Abstract An expert system capable of diagnosing the potential of formation damage caused by clay swelling, fines migration, inorganic scale deposition, and organic scale precipitation was developed and implemented. In this manuscript, we present results for the expert modules pertaining to asphaltene precipitation and asphaltic sludging. These modules estimate heuristically the potential for asphaltene precipitation, and for asphaltene sludge due to acidizing.
Rules of thumb pertaining to asphaltene precipitation caused by solubility incompatibility between crude and solvent were collected. Membership functions to fuzzify these rules were constructed. The asphaltene module is capable of estimating the potential of asphaltene precipitation for a wide range of phase-behavior reservoir conditions, and for a much wider range of live and stock-tank crude compositions than what can normally be handled by a human expert. The acid sludge module makes its judgment based on factors such as acid strength, acid type, solvent preflush, iron control additives, Ferrous and Ferric ion concentrations, mutual solvent concentration, corrosion inhibitor type, and surfactant types used. A model has been formulated to predict the amount of asphaltene sludge that is likely to form as a consequence of crude-acid contact.

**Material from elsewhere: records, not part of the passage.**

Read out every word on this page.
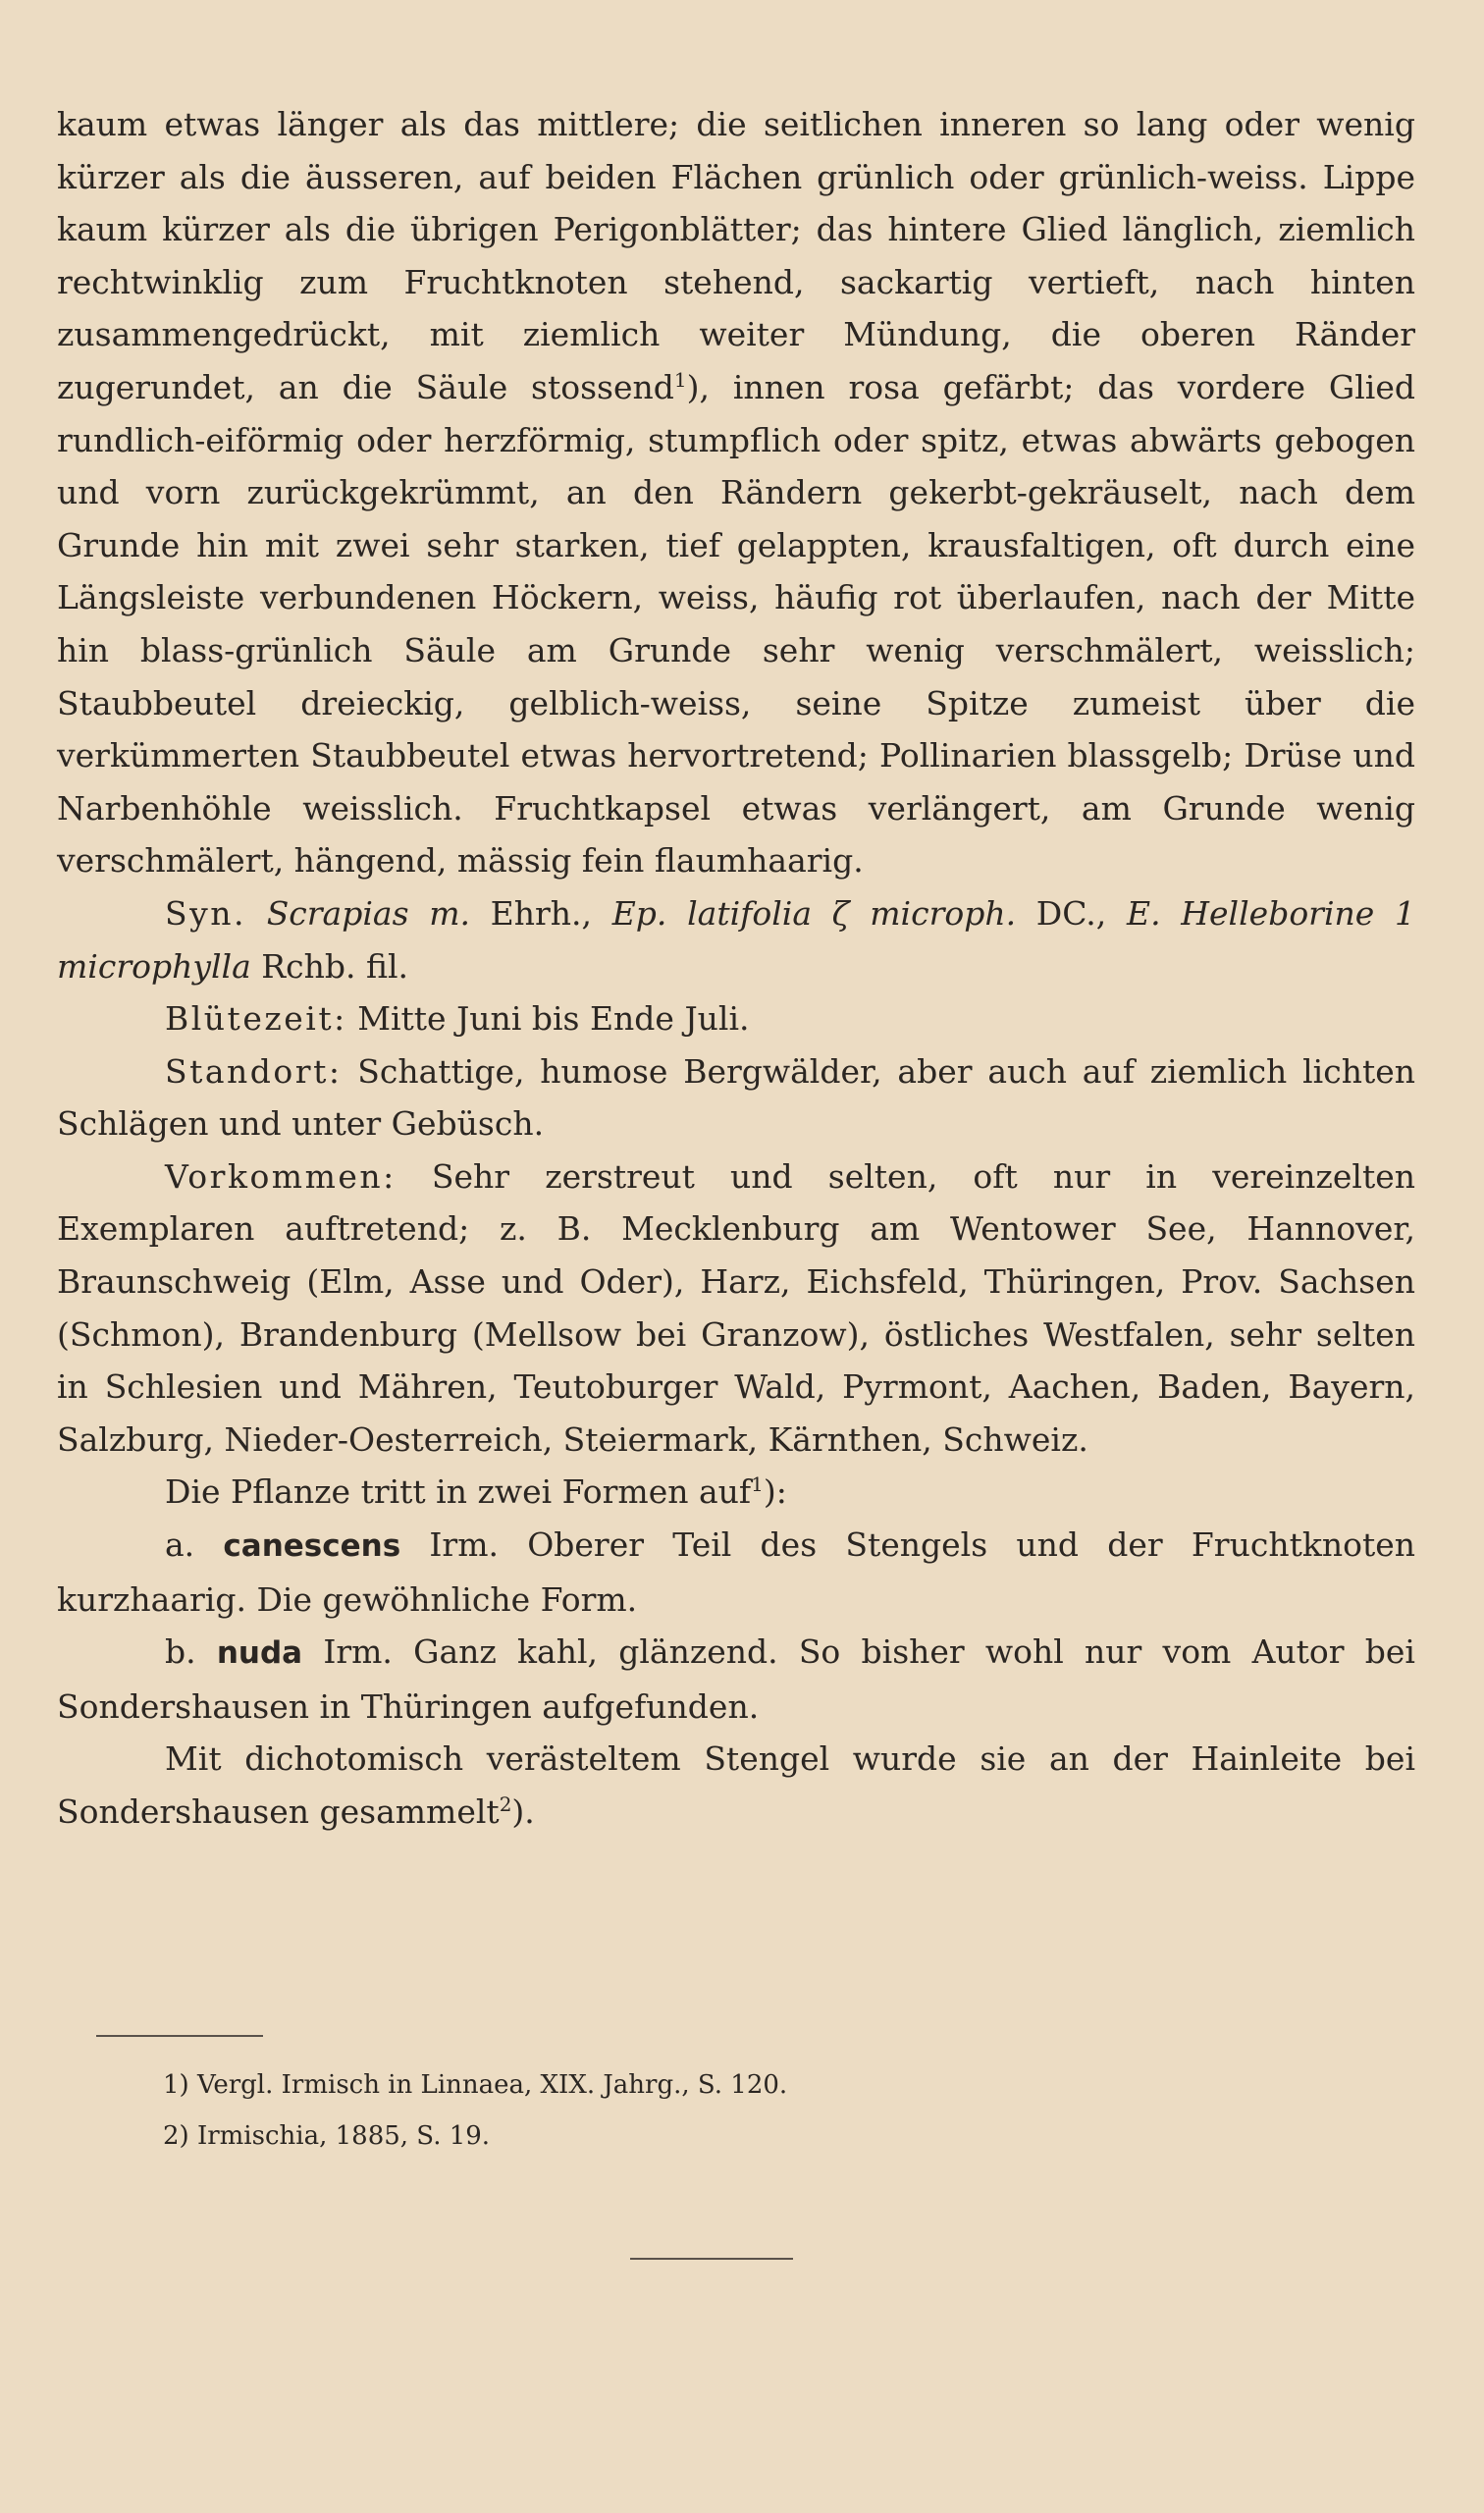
kaum etwas länger als das mittlere; die seitlichen inneren so lang oder wenig kürzer als die äusseren, auf beiden Flächen grünlich oder grünlich-weiss. Lippe kaum kürzer als die übrigen Perigonblätter; das hintere Glied länglich, ziemlich rechtwinklig zum Fruchtknoten stehend, sackartig vertieft, nach hinten zusammengedrückt, mit ziemlich weiter Mündung, die oberen Ränder zugerundet, an die Säule stossend$^1$), innen rosa gefärbt; das vordere Glied rundlich-eiförmig oder herzförmig, stumpflich oder spitz, etwas abwärts gebogen und vorn zurückgekrümmt, an den Rändern gekerbt-gekräuselt, nach dem Grunde hin mit zwei sehr starken, tief gelappten, krausfaltigen, oft durch eine Längsleiste verbundenen Höckern, weiss, häufig rot überlaufen, nach der Mitte hin blass-grünlich Säule am Grunde sehr wenig verschmälert, weisslich; Staubbeutel dreieckig, gelblich-weiss, seine Spitze zumeist über die verkümmerten Staubbeutel etwas hervortretend; Pollinarien blassgelb; Drüse und Narbenhöhle weisslich. Fruchtkapsel etwas verlängert, am Grunde wenig verschmälert, hängend, mässig fein flaumhaarig.

Syn. Scrapias m. Ehrh., Ep. latifolia ζ microph. DC., E. Helleborine 1 microphylla Rchb. fil.

Blütezeit: Mitte Juni bis Ende Juli.

Standort: Schattige, humose Bergwälder, aber auch auf ziemlich lichten Schlägen und unter Gebüsch.

Vorkommen: Sehr zerstreut und selten, oft nur in vereinzelten Exemplaren auftretend; z. B. Mecklenburg am Wentower See, Hannover, Braunschweig (Elm, Asse und Oder), Harz, Eichsfeld, Thüringen, Prov. Sachsen (Schmon), Brandenburg (Mellsow bei Granzow), östliches Westfalen, sehr selten in Schlesien und Mähren, Teutoburger Wald, Pyrmont, Aachen, Baden, Bayern, Salzburg, Nieder-Oesterreich, Steiermark, Kärnthen, Schweiz.

Die Pflanze tritt in zwei Formen auf$^1$):

a. canescens Irm. Oberer Teil des Stengels und der Fruchtknoten kurzhaarig. Die gewöhnliche Form.

b. nuda Irm. Ganz kahl, glänzend. So bisher wohl nur vom Autor bei Sondershausen in Thüringen aufgefunden.

Mit dichotomisch verästeltem Stengel wurde sie an der Hainleite bei Sondershausen gesammelt$^2$).

1) Vergl. Irmisch in Linnaea, XIX. Jahrg., S. 120.

2) Irmischia, 1885, S. 19.
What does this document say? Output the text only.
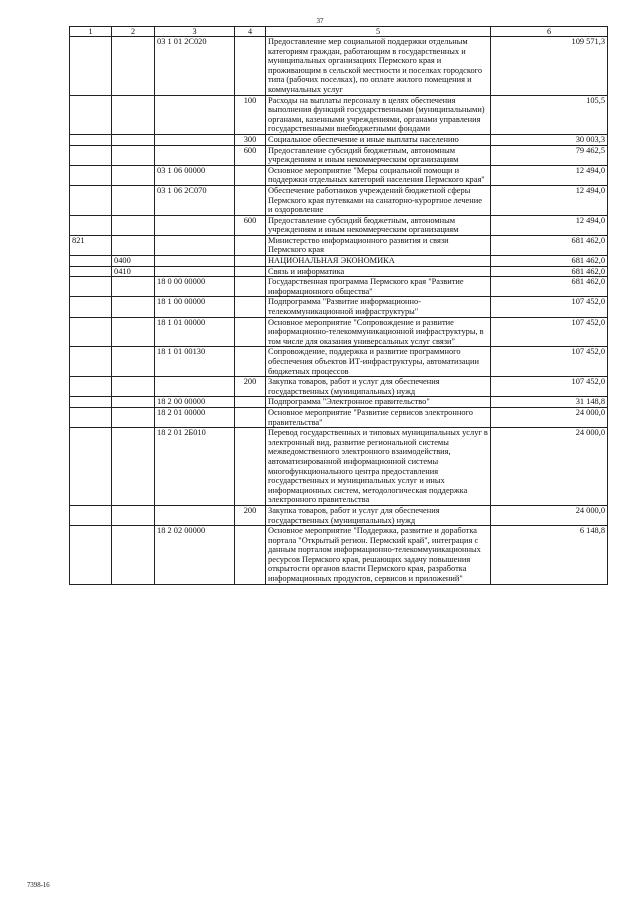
37
1	2	3	4	5	6
		03 1 01 2С020		Предоставление мер социальной поддержки отдельным категориям граждан, работающим в государственных и муниципальных организациях Пермского края и проживающим в сельской местности и поселках городского типа (рабочих поселках), по оплате жилого помещения и коммунальных услуг	109 571,3
			100	Расходы на выплаты персоналу в целях обеспечения выполнения функций государственными (муниципальными) органами, казенными учреждениями, органами управления государственными внебюджетными фондами	105,5
			300	Социальное обеспечение и иные выплаты населению	30 003,3
			600	Предоставление субсидий бюджетным, автономным учреждениям и иным некоммерческим организациям	79 462,5
		03 1 06 00000		Основное мероприятие "Меры социальной помощи и поддержки отдельных категорий населения Пермского края"	12 494,0
		03 1 06 2С070		Обеспечение работников учреждений бюджетной сферы Пермского края путевками на санаторно-курортное лечение и оздоровление	12 494,0
			600	Предоставление субсидий бюджетным, автономным учреждениям и иным некоммерческим организациям	12 494,0
821				Министерство информационного развития и связи Пермского края	681 462,0
	0400			НАЦИОНАЛЬНАЯ ЭКОНОМИКА	681 462,0
	0410			Связь и информатика	681 462,0
		18 0 00 00000		Государственная программа Пермского края "Развитие информационного общества"	681 462,0
		18 1 00 00000		Подпрограмма "Развитие информационно-телекоммуникационной инфраструктуры"	107 452,0
		18 1 01 00000		Основное мероприятие "Сопровождение и развитие информационно-телекоммуникационной инфраструктуры, в том числе для оказания универсальных услуг связи"	107 452,0
		18 1 01 00130		Сопровождение, поддержка и развитие программного обеспечения объектов ИТ-инфраструктуры, автоматизации бюджетных процессов	107 452,0
			200	Закупка товаров, работ и услуг для обеспечения государственных (муниципальных) нужд	107 452,0
		18 2 00 00000		Подпрограмма "Электронное правительство"	31 148,8
		18 2 01 00000		Основное мероприятие "Развитие сервисов электронного правительства"	24 000,0
		18 2 01 2Б010		Перевод государственных и типовых муниципальных услуг в электронный вид, развитие региональной системы межведомственного электронного взаимодействия, автоматизированной информационной системы многофункционального центра предоставления государственных и муниципальных услуг и иных информационных систем, методологическая поддержка электронного правительства	24 000,0
			200	Закупка товаров, работ и услуг для обеспечения государственных (муниципальных) нужд	24 000,0
		18 2 02 00000		Основное мероприятие "Поддержка, развитие и доработка портала "Открытый регион. Пермский край", интеграция с данным порталом информационно-телекоммуникационных ресурсов Пермского края, решающих задачу повышения открытости органов власти Пермского края, разработка информационных продуктов, сервисов и приложений"	6 148,8
7398-16
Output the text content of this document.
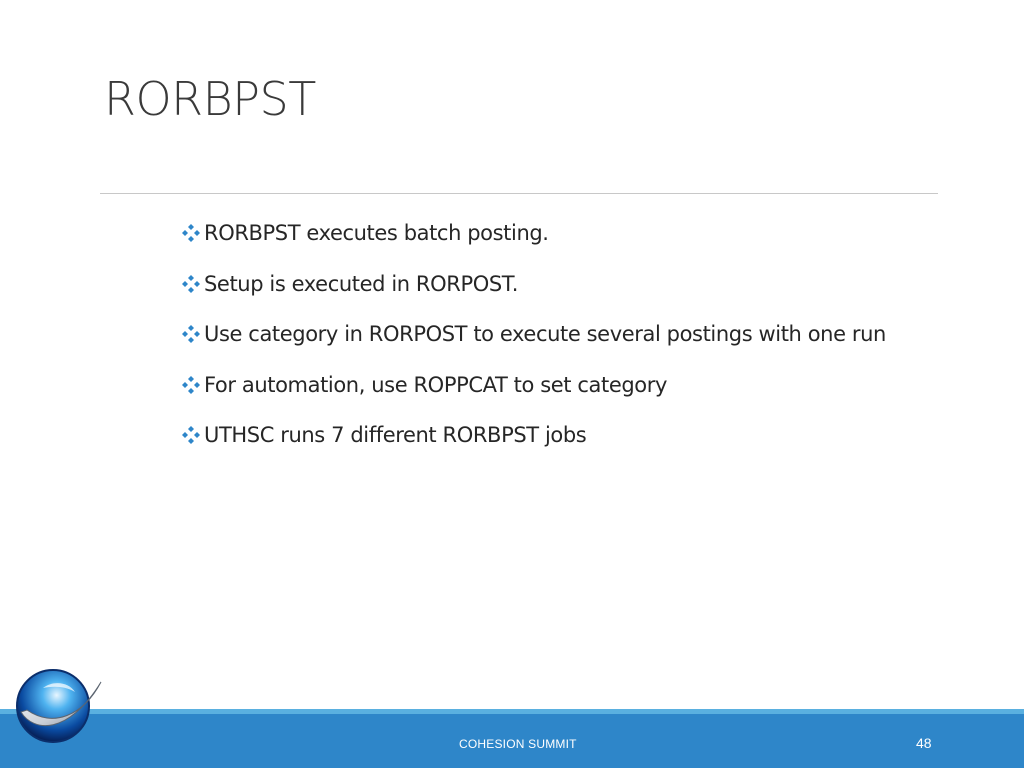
RORBPST
RORBPST executes batch posting.
Setup is executed in RORPOST.
Use category in RORPOST to execute several postings with one run
For automation, use ROPPCAT to set category
UTHSC runs 7 different RORBPST jobs
COHESION SUMMIT	48
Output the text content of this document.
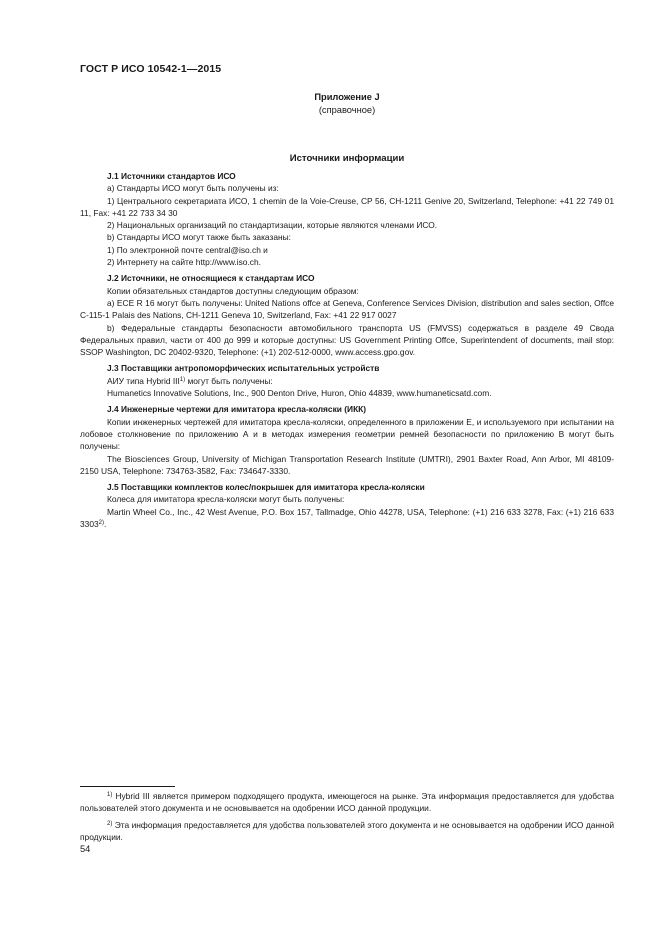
ГОСТ Р ИСО 10542-1—2015
Приложение J
(справочное)
Источники информации
J.1 Источники стандартов ИСО
а) Стандарты ИСО могут быть получены из:
1) Центрального секретариата ИСО, 1 chemin de la Voie-Creuse, CP 56, CH-1211 Genive 20, Switzerland, Telephone: +41 22 749 01 11, Fax: +41 22 733 34 30
2) Национальных организаций по стандартизации, которые являются членами ИСО.
b) Стандарты ИСО могут также быть заказаны:
1) По электронной почте central@iso.ch и
2) Интернету на сайте http://www.iso.ch.
J.2 Источники, не относящиеся к стандартам ИСО
Копии обязательных стандартов доступны следующим образом:
а) ECE R 16 могут быть получены: United Nations offce at Geneva, Conference Services Division, distribution and sales section, Offce C-115-1 Palais des Nations, CH-1211 Geneva 10, Switzerland, Fax: +41 22 917 0027
b) Федеральные стандарты безопасности автомобильного транспорта US (FMVSS) содержаться в разделе 49 Свода Федеральных правил, части от 400 до 999 и которые доступны: US Government Printing Offce, Superintendent of documents, mail stop: SSOP Washington, DC 20402-9320, Telephone: (+1) 202-512-0000, www.access.gpo.gov.
J.3 Поставщики антропоморфических испытательных устройств
АИУ типа Hybrid III$^{1)}$ могут быть получены:
Humanetics Innovative Solutions, Inc., 900 Denton Drive, Huron, Ohio 44839, www.humaneticsatd.com.
J.4 Инженерные чертежи для имитатора кресла-коляски (ИКК)
Копии инженерных чертежей для имитатора кресла-коляски, определенного в приложении Е, и используемого при испытании на лобовое столкновение по приложению А и в методах измерения геометрии ремней безопасности по приложению В могут быть получены:
The Biosciences Group, University of Michigan Transportation Research Institute (UMTRI), 2901 Baxter Road, Ann Arbor, MI 48109-2150 USA, Telephone: 734763-3582, Fax: 734647-3330.
J.5 Поставщики комплектов колес/покрышек для имитатора кресла-коляски
Колеса для имитатора кресла-коляски могут быть получены:
Martin Wheel Co., Inc., 42 West Avenue, P.O. Box 157, Tallmadge, Ohio 44278, USA, Telephone: (+1) 216 633 3278, Fax: (+1) 216 633 3303$^{2)}$.
$^{1)}$ Hybrid III является примером подходящего продукта, имеющегося на рынке. Эта информация предоставляется для удобства пользователей этого документа и не основывается на одобрении ИСО данной продукции.
$^{2)}$ Эта информация предоставляется для удобства пользователей этого документа и не основывается на одобрении ИСО данной продукции.
54
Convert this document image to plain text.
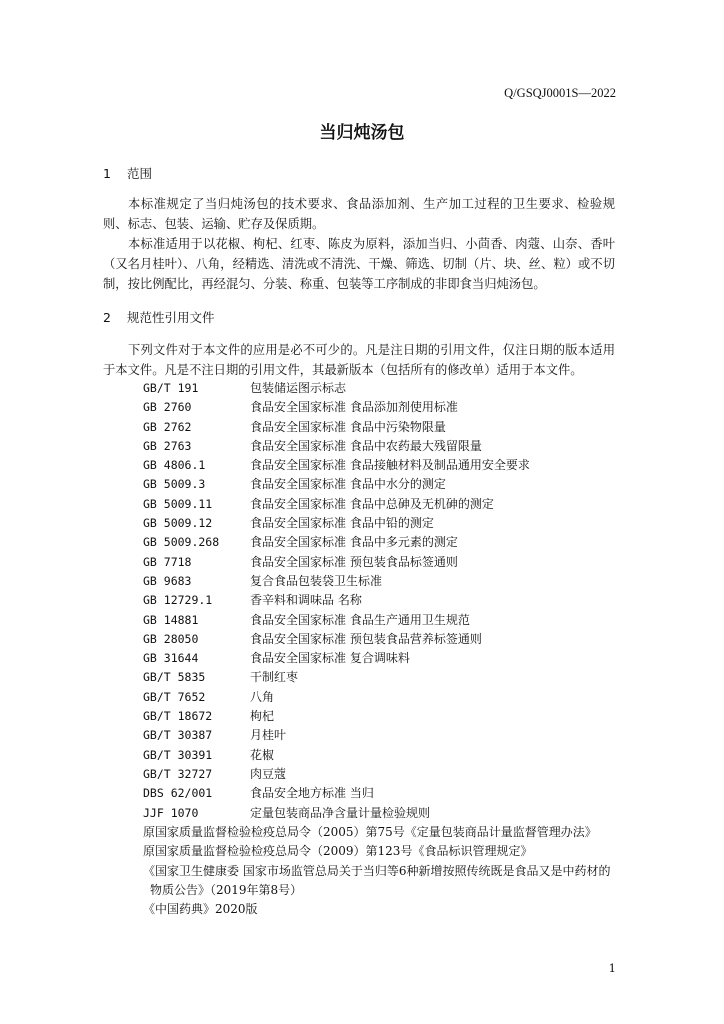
Q/GSQJ0001S—2022
当归炖汤包
1 范围

本标准规定了当归炖汤包的技术要求、食品添加剂、生产加工过程的卫生要求、检验规则、标志、包装、运输、贮存及保质期。

本标准适用于以花椒、枸杞、红枣、陈皮为原料，添加当归、小茴香、肉蔻、山奈、香叶（又名月桂叶）、八角，经精选、清洗或不清洗、干燥、筛选、切制（片、块、丝、粒）或不切制，按比例配比，再经混匀、分装、称重、包装等工序制成的非即食当归炖汤包。

2 规范性引用文件

下列文件对于本文件的应用是必不可少的。凡是注日期的引用文件，仅注日期的版本适用于本文件。凡是不注日期的引用文件，其最新版本（包括所有的修改单）适用于本文件。

GB/T 191	包装储运图示标志
GB 2760	食品安全国家标准 食品添加剂使用标准
GB 2762	食品安全国家标准 食品中污染物限量
GB 2763	食品安全国家标准 食品中农药最大残留限量
GB 4806.1	食品安全国家标准 食品接触材料及制品通用安全要求
GB 5009.3	食品安全国家标准 食品中水分的测定
GB 5009.11	食品安全国家标准 食品中总砷及无机砷的测定
GB 5009.12	食品安全国家标准 食品中铅的测定
GB 5009.268	食品安全国家标准 食品中多元素的测定
GB 7718	食品安全国家标准 预包装食品标签通则
GB 9683	复合食品包装袋卫生标准
GB 12729.1	香辛料和调味品 名称
GB 14881	食品安全国家标准 食品生产通用卫生规范
GB 28050	食品安全国家标准 预包装食品营养标签通则
GB 31644	食品安全国家标准 复合调味料
GB/T 5835	干制红枣
GB/T 7652	八角
GB/T 18672	枸杞
GB/T 30387	月桂叶
GB/T 30391	花椒
GB/T 32727	肉豆蔻
DBS 62/001	食品安全地方标准 当归
JJF 1070	定量包装商品净含量计量检验规则

原国家质量监督检验检疫总局令（2005）第75号《定量包装商品计量监督管理办法》

原国家质量监督检验检疫总局令（2009）第123号《食品标识管理规定》

《国家卫生健康委 国家市场监管总局关于当归等6种新增按照传统既是食品又是中药材的物质公告》（2019年第8号）

《中国药典》2020版

1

A graphical user interface using various templates for data input and modules output has been built to make the expert system user friendly. The expert modules have been validated using a range of field data. This expert system gives the advantage of automating the diagnosis process pertaining to formation damage.
Introduction Formation damage can be defined as any mechanism which tends to reduce the actual or relative permeability to oil or gas in the formation, and impedes the flow of fluids into or out of the wellbore, As a consequence, formation damage can be thought of as a zone of altered permeability extending radially from the wellbore to some radius inside the formation. Formation damage is caused by some movement of fluid either into or out of the formation. Wellbore fluids that are lost to the formation may not be compatible with the formation rock or formation fluids, or may carry damaging solids into the formation. Produced fluids themselves may damage the formation during production either by precipitating solids or changing the wettability or relative permeability near the wellbore. Some form of well test is normally used to determine the presence and severity of formation damage. There are many different types of well tests such as buildup tests, drawdown tests, multirate tests, deliverability tests, pulse tests, and injectivity tests. The methods for performing and analyzing the information from these tests can be very different, but all of these tests measure the pressure response of a well to some change in flow rate. Any deviation in the pressure response of the well from that which is predicted from Darcy's law or the diffusivity equation is treated as damage and is reported as a skin factor. The skin factor is a dimensionless number that can vary from zero for an undamaged well to + 10 or greater for a highly damaged well. In high-rate oil and gas wells, there can be some pressure drop in the formation due to turbulent flow. This will show up in the skin factor term, and must be accounted for to get the true value of skin. If damage is present, its severity may be evaluated by analyzing the results of a flow test or a transient pressure test.
Formation damage can occur during drilling, completion, workover, production, or injection operations. The following types of damage can occur:
Silts and Clays: A loss of permeability due to swelling or migration of native clays or introduced silts and clays that act to plug the pores of the formation rock.
Water Blocks: A temporary drop in the relative permeability to hydrocarbons due to an increase in water saturation in the near-wellbore region caused by the loss of a significant amount of water-based fluids into the formation.
Wettability Alteration: A change in the wettability of the formation in the near-wellbore region from its normally water-wet condition to a more oil-wet condition as a result of the adsorption of oil-wetting surfactants on the formation rock, especially from oil-based drilling fluids which-reduce the relative permeability to hydrocarbons.